Aynı zamanda diş çıkarma ilk süt dişler Bebeğe tamamlayıcı gıdaların tanıtılması zorunludur. “10-14 aydan itibaren memeyi veya biberon emziğini emmek bebeğin diş sisteminin düzgün gelişimini engellemeye başlar. Artık çocuğun yiyeceğinin çoğunu kaşıktan, sıvısının çoğunu da fincandan alması gerekiyor” diyor Dr. Fuhrman.

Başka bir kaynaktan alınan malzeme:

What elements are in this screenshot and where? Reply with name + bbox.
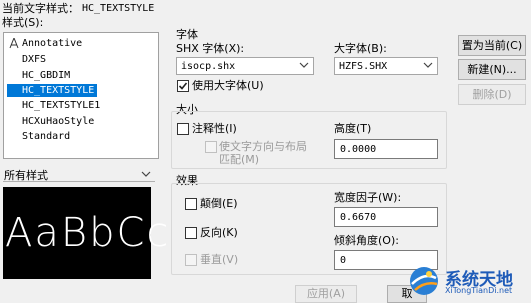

6. Bir kukla dost mu yoksa düşman mı?

Anne sütüyle büyüyen çocukların emziğe daha az ihtiyaç duyduğu ve emzikten daha çabuk vazgeçtiği biliniyor. Ancak emzik emmenin yanlış bir yanı yoktur ve çocuğunu aniden emzikten mahrum bırakan ve böylece onu şiddetli strese maruz bırakan ebeveynler yanlış bir şey yapmaktadır.

7. Emzikten ayrılmak zorunludur.

2 yaşına gelindiğinde emzik bırakılmalıdır. Bunu geciktirmek çoğu zaman diş sisteminin gelişimini olumsuz yönde etkileyen kötü alışkanlıkların gelişmesine yol açar: parmak emme, çocukça yutkunma, yanak emme vb. Çoğu zaman ebeveynler, yalnızca kendi gönül rahatlığı için bebeğin emziğini elinden almamayı tercih eder. Daha sonra bu durum bebek için ciddi sorunlara neden olabilir ve bu sorunların bazen yalnızca bir psikolog veya psikoterapistle çözülmesi gerekir.

8. Emzik devrimi!

Ortodontist açısından bakıldığında her türlü emzik ön dişlerin sağlığına zararlıdır. Bunun nedeni emzik boynunun üst dişlere zayıf ama sürekli baskı yapmasıdır. Ancak son zamanlarda uzmanlar, bebeğin ön dişlerine zarar vermeyecek, ince boyunlu ve özel basamaklı yeni bir emzik modeli önerdi.

9. Tıkanmış burunların ısırılması

Herhangi bir soğuk algınlığı nazofarenkslerin tıkanmasına ve bunun sonucunda ağızdan nefes almaya neden olur. Sonuç olarak dil yanlış pozisyondadır ve üst dişlerin şeklini desteklememektedir. Burun akıntısı ve boğaz ağrısıyla birlikte yanak kaslarının üst diş sırasına yaptığı baskı da karakteristiktir, bu da yarı açık ağızla gelişimsel deformasyonlara yol açar.

10. Diş sağlığı için uygun uyku

Bebeğin başının uyku esnasındaki konumu ısırmanın oluşması açısından oldukça önemlidir. Çene altına yerleştirilen bir kam veya yastık aşırı basınç oluşturarak gelişen ısırmaya zarar verir. Doğru bir ısırık için uyuyan çocuğun kafasının göğsüne çok sıkı bastırılmaması ve geriye doğru atılmaması da gerekir.